Scan to PDF/A - some insights
Traditionally a scanner produces a TIFF or JPEG image for each page. Some of them can directly produce PDF files. And newer devices produce files conforming to the PDF/A standard. However, the quality of the produced files differ significantly. Why is this and why is it worth to use a central scan server?
Of course, the scan to PDF conversion process is not just about embedding an image in a PDF envelope. It can involve text and barcode recognition, embedding of metadata and digital signatures too. But in this article I'd like to concentrate on image data compression which is marketed as a main advantage of PDF/A over TIFF. It is said that PDF/A is better because it offers more advanced compression mechanisms than TIFF. So, let us have a closer look at this particular topic.
One of the main requirements in the scan to PDF/A conversion process is to reduce the file size. A smaller size is often achieved at the price of a lower quality. There are a some factors which have an influence on the quality / size ratio:
Color vs. Gray vs. Black / White
Choice of compression algorithm (lossless vs. lossy)
Multi vs. single page
MRC (Mixed Raster Content) mechanism
The most widely used bi-tonal (black and white) compression algorithms are G4 (standard name ITU.T6) and JBIG2. G4 is lossless whereas JBIG2 can be operated in lossless and lossy mode. In order to achieve a better compression rate lossy JBIG2 may store symbols such as text characters in a table and reuse them. If the symbol table is used it can save a significant amount of space especially in multi-page documents since the JBIG2 symbol table can be commonly used for all pages. The downside of this mechanism is that it may unexpectedly mix up some symbols. That is why lossy mode of JBIG2 is often disabled. But even in lossless mode JBIG2 has in general a better compression rate than G4.

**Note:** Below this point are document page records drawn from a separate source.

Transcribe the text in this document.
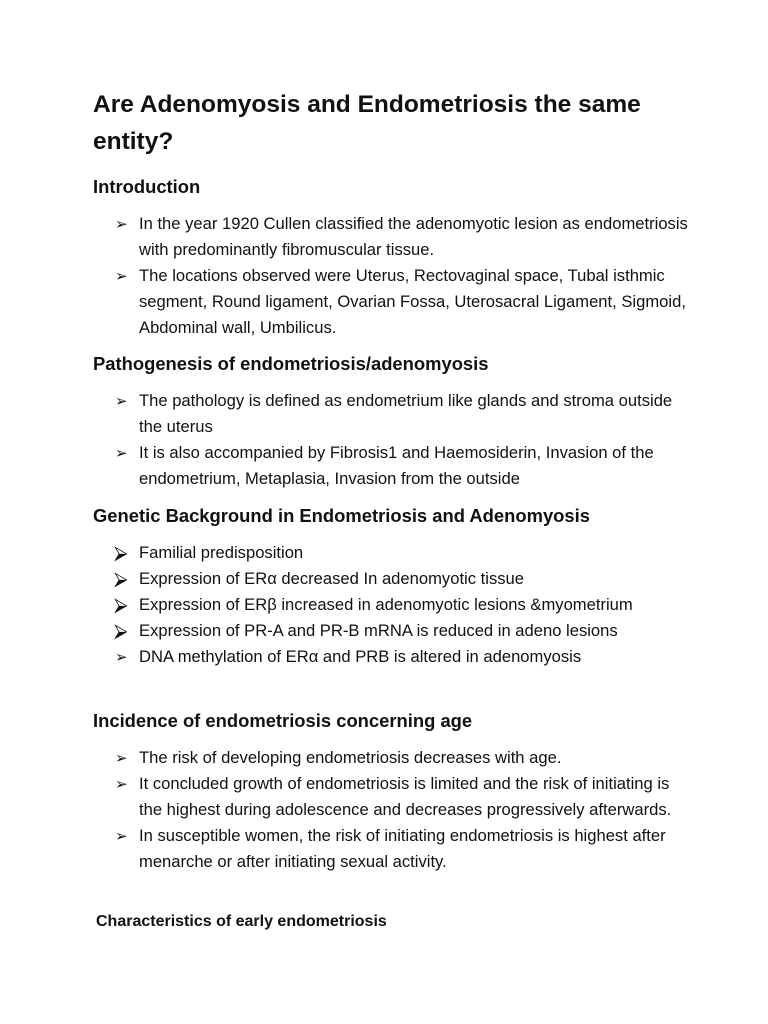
Are Adenomyosis and Endometriosis the same entity?
Introduction
➢ In the year 1920 Cullen classified the adenomyotic lesion as endometriosis with predominantly fibromuscular tissue.
➢ The locations observed were Uterus, Rectovaginal space, Tubal isthmic segment, Round ligament, Ovarian Fossa, Uterosacral Ligament, Sigmoid, Abdominal wall, Umbilicus.
Pathogenesis of endometriosis/adenomyosis
➢ The pathology is defined as endometrium like glands and stroma outside the uterus
➢ It is also accompanied by Fibrosis1 and Haemosiderin, Invasion of the endometrium, Metaplasia, Invasion from the outside
Genetic Background in Endometriosis and Adenomyosis
⮚ Familial predisposition
⮚ Expression of ERα decreased In adenomyotic tissue
⮚ Expression of ERβ increased in adenomyotic lesions &myometrium
⮚ Expression of PR-A and PR-B mRNA is reduced in adeno lesions
➢ DNA methylation of ERα and PRB is altered in adenomyosis
Incidence of endometriosis concerning age
➢ The risk of developing endometriosis decreases with age.
➢ It concluded growth of endometriosis is limited and the risk of initiating is the highest during adolescence and decreases progressively afterwards.
➢ In susceptible women, the risk of initiating endometriosis is highest after menarche or after initiating sexual activity.
Characteristics of early endometriosis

For gray and color images the most often used algorithms are JPEG and JPEG2000. JPEG can only be used in lossy mode whereas JPEG2000 again can be used in both modes. If used in lossy mode both algorithms offer a parameter which controls the quality / size ratio. Although JPEG2000 is more modern it cannot be said to be 'better' than JPEG. Mesurements show that for higher quality settings JPEG2000 has better compression rates whereas for lower quality settings JPEG is better in general. The quality loss introduces image artifacts such as shadows which are typical for both algorithms. JPEG has an additional artifact which is called blocking. It has its origin in the subdivision of the image in 8 x 8 pixel blocks which are compressed independently. In addition to this the JPEG algorithm usually reduces the resolution of the chromaticity signal by 2 with respect to the luminosity signal which increases the compression rate but amplifies the blocking artifacts.
If converting color scans to PDF then often some sort of a mixed raster content mechanism is used. MRC separates the color information into layers: a background layer, a mask layer and a number of foreground layers. A typical example is a page that contains black text with some words emphasizes in red and blue. The mask then would contain the shapes of the characters and the background layer the color of the text. It is obvious that mask can be efficiently compressed with G4 or JBIG2 and the background layer with either JPEG or JPEG2000 using a very low resolution. When using this mechanism a scanned page can be reduced to approximately 40 k Byte with good quality. This result cannot be achieved by just using a lossy compression algorithm. However if the page contains graphics or images then these have to be isolated and compressed with good quality in one or several foreground layers. This isolation process is called segmentation and it is a essential part of the MRC mechanism.
Now, after reviewing the various compression schemes, it is time to discuss them in the context of archiving systems. Of course, the file size is often the most important issue but not always. In many scenarios the display speed is crucial issue. And, with respect to this requirement, JPEG2000 has often proved as too slow especially if it is combined with an MRC mechanism. As we learned JPEG is better at higher compression rates. So, why not use it at least for the background layer. The disturbing blocking artifacts can be reduced if disabling the down-sampling of the chromaticity signal. A bigger problem is that scanners deliver color images in JPEG compression only which reduces the power of a server based compressor software significantly because the JPEG image introduces artifacts which makes the segmentation and MRC compression much more difficult. But why not use the scanners built-in image to PDF conversion feature? This may be useful in a personal environment but in enterprise applications there exist many reasons why to use a central server. The most important are: Better quality, smaller file sizes, better OCR quality, post-scan processing steps and many more.
And, last but not least. Is PDF/A better than TIFF? The answer is definitely Yes! But not with respect to compression. TIFF offers essentially the same compression algorithms as PDF/A does. The real strength of PDF/A is that it provides the embedding of color profiles, metadata and optically recognized text in a standard manner. Furthermore, PDF/A is a uniform standard for scanned as well as born digital documents.